Ammar Kalia 

Earl Sweatshirt review – rapper’s return is a reminder of his early brilliance

Most elusive member of Tyler the Creator’s Odd Future collective is back for 10th anniversary of his debut – in tooth-rattling style
  
  

Earl Sweatshirt performs live at Koko, London.
Earl Sweatshirt performs live at Koko, London. Photograph: Dominique Oliveto

Back in 2013, rapper Earl Sweatshirt was best known as a prodigiously young and mysterious member of Tyler the Creator’s west coast rap collective Odd Future. Joining the group when he was 15 and spitting dextrous yet shockingly violent verses on their early mixtapes, Sweatshirt (real name Thebe Neruda Kgositsile) swiftly disappeared almost as soon as the collective came to prominence.

His time out of the spotlight was a result of his law professor mother sending him to Samoa to attend a school for at-risk teens. Upon his return in 2013, now 19, he produced a stunning and deeply mature debut album, Doris. Gone were the sexual assault fantasies and instead Kgositsile employed his signature drawl on sludgy tracks that exposed his relationship with his absent father, his friendships and the frantic state of LA.

A decade later, Kgositsile now takes the stage of London’s KOKO to mark the 10th anniversary of this formative debut. In the years since, he has cemented himself as one of rap’s most distinctive voices, applying his artful and rapid-fire rhymes to sharp instrumentals that explore everything from his new status as a father to the Covid-19 pandemic.

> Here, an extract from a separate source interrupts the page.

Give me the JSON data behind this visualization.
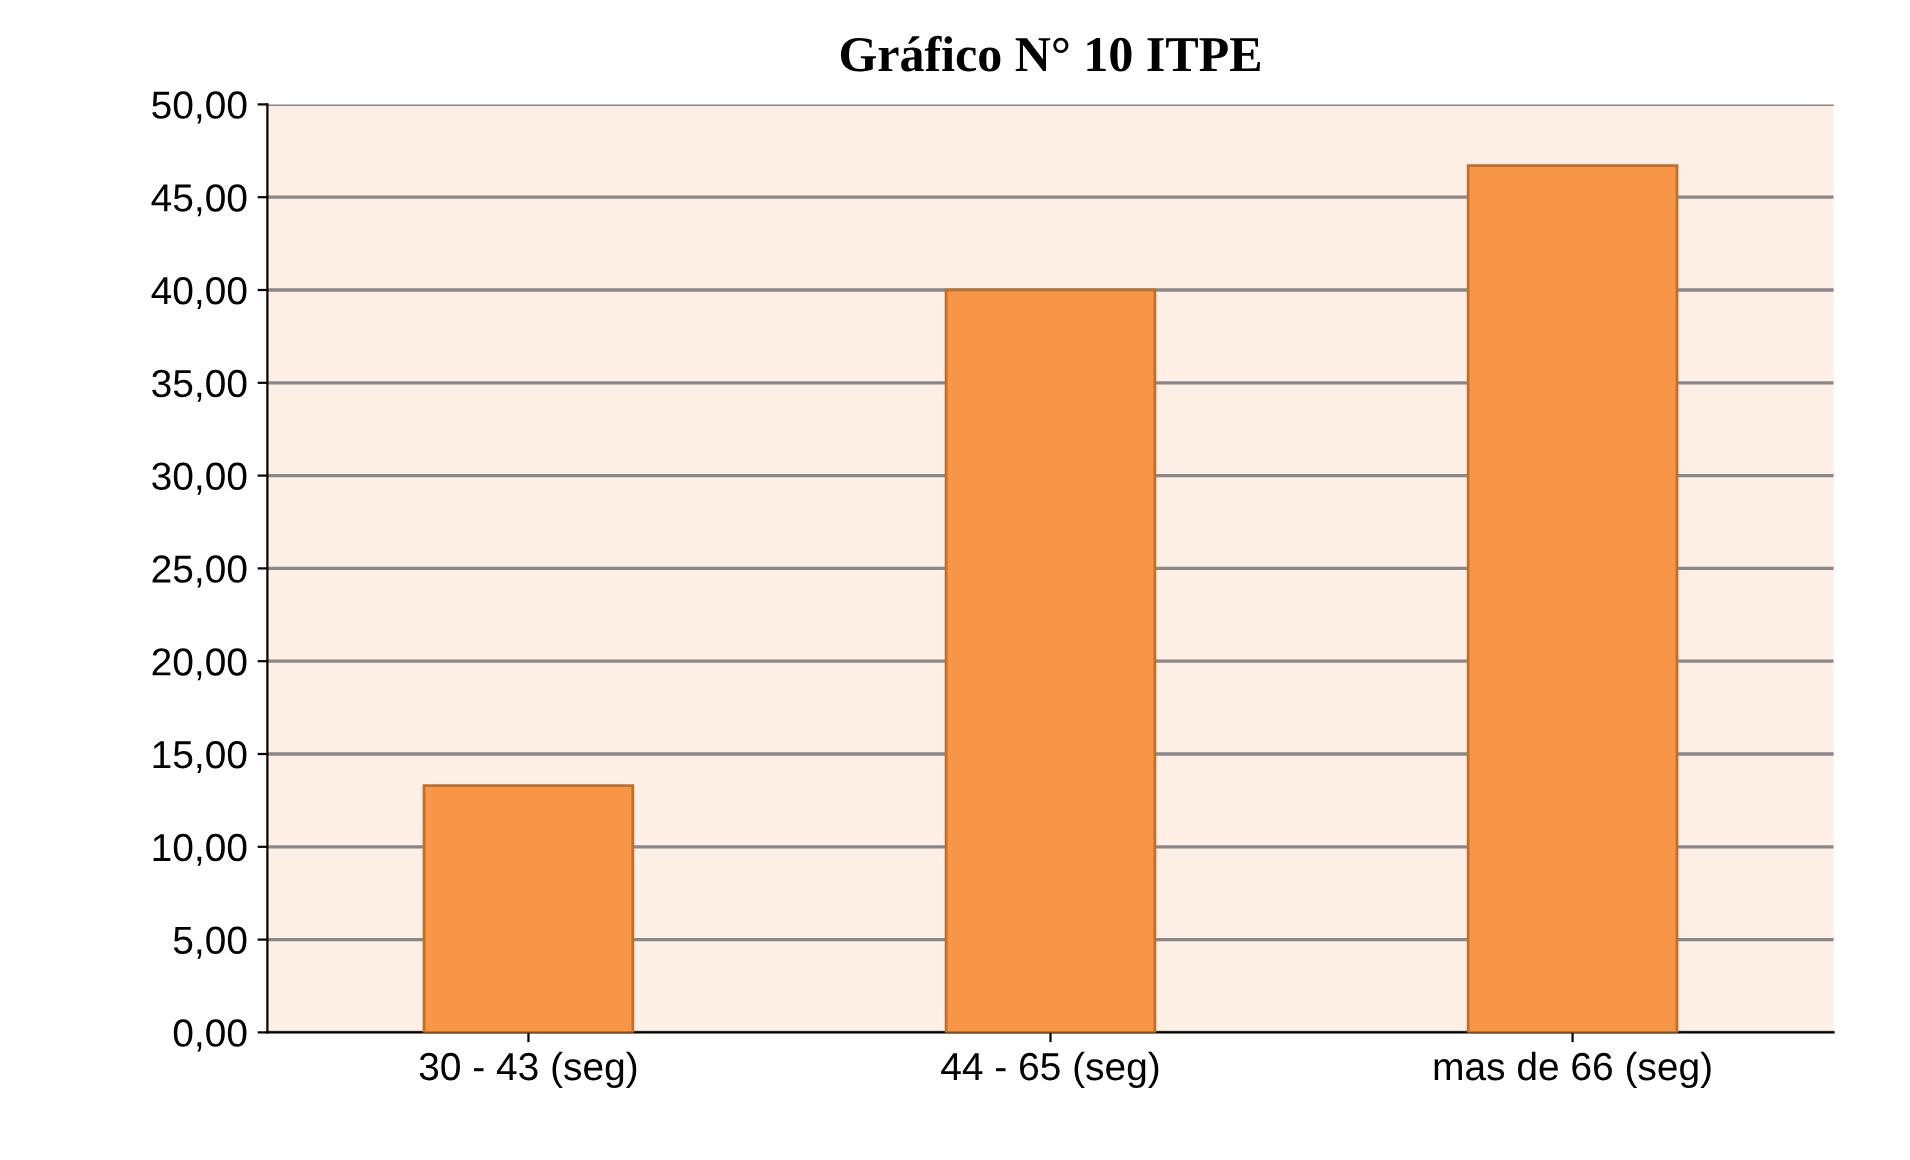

Still, there is a special joy to the early brilliance of Doris. Playing the majority of the record’s 15 tracks in fragmented bursts over the course of his 90-minute set, Kgositsile tests the crowd’s lyrical knowledge since DJ Black Noise’s backing tracks are so loud you can barely hear his words. The writhing, volatile audience are unfazed by their moshing or the volume, spitting faithful hooks to favourites like Burgundy, Sunday and Chum while Kgositsile prowls in front of a white strobe.

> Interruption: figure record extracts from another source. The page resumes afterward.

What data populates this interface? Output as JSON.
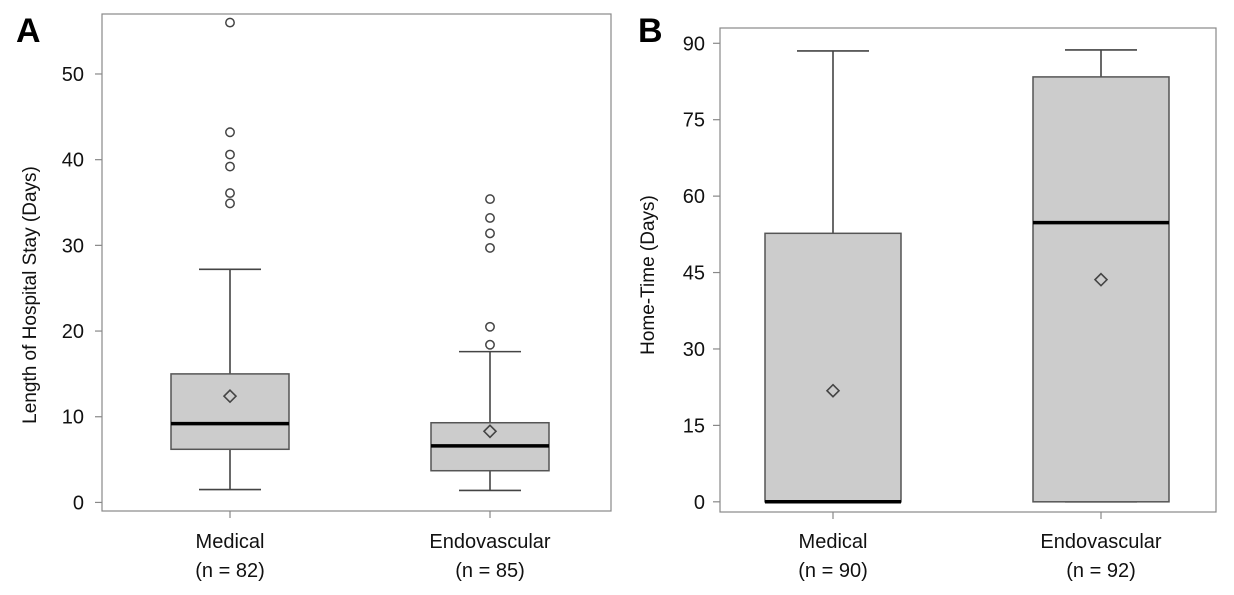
{
  "chart_data": [
    {
      "type": "boxplot",
      "panel": "A",
      "title": "",
      "ylabel": "Length of Hospital Stay (Days)",
      "xlabel": "",
      "ylim": [
        -1,
        57
      ],
      "yticks": [
        0,
        10,
        20,
        30,
        40,
        50
      ],
      "categories": [
        {
          "label": "Medical",
          "n_label": "(n = 82)"
        },
        {
          "label": "Endovascular",
          "n_label": "(n = 85)"
        }
      ],
      "boxes": [
        {
          "whisker_low": 1.5,
          "q1": 6.2,
          "median": 9.2,
          "q3": 15.0,
          "whisker_high": 27.2,
          "mean": 12.4,
          "outliers": [
            34.9,
            36.1,
            39.2,
            40.6,
            43.2,
            56.0
          ]
        },
        {
          "whisker_low": 1.4,
          "q1": 3.7,
          "median": 6.6,
          "q3": 9.3,
          "whisker_high": 17.6,
          "mean": 8.3,
          "outliers": [
            18.4,
            20.5,
            29.7,
            31.4,
            33.2,
            35.4
          ]
        }
      ]
    },
    {
      "type": "boxplot",
      "panel": "B",
      "title": "",
      "ylabel": "Home-Time (Days)",
      "xlabel": "",
      "ylim": [
        -2,
        93
      ],
      "yticks": [
        0,
        15,
        30,
        45,
        60,
        75,
        90
      ],
      "categories": [
        {
          "label": "Medical",
          "n_label": "(n = 90)"
        },
        {
          "label": "Endovascular",
          "n_label": "(n = 92)"
        }
      ],
      "boxes": [
        {
          "whisker_low": 0,
          "q1": 0,
          "median": 0,
          "q3": 52.7,
          "whisker_high": 88.5,
          "mean": 21.8,
          "outliers": []
        },
        {
          "whisker_low": 0,
          "q1": 0,
          "median": 54.8,
          "q3": 83.4,
          "whisker_high": 88.7,
          "mean": 43.6,
          "outliers": []
        }
      ]
    }
  ],
  "colors": {
    "box_fill": "#cccccc",
    "box_stroke": "#555555",
    "median": "#000000",
    "frame": "#888888",
    "whisker": "#444444",
    "outlier_stroke": "#444444",
    "mean_stroke": "#444444"
  }
}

The bass hits and the rapture is real as he launches into the tooth-rattling percussive minimalism of Hive, before switching into the shouted acronyms of Whoa. Unlike the New York and LA iterations of this tour, there are barely any special guests, only producer Alchemist briefly appearing to tease their new collaborative album Voir Dire. It confirms that this show is squarely about a past and possibly lost moment, a mumbling celebration of finely-wrought syllables that brought about the birth of an artist.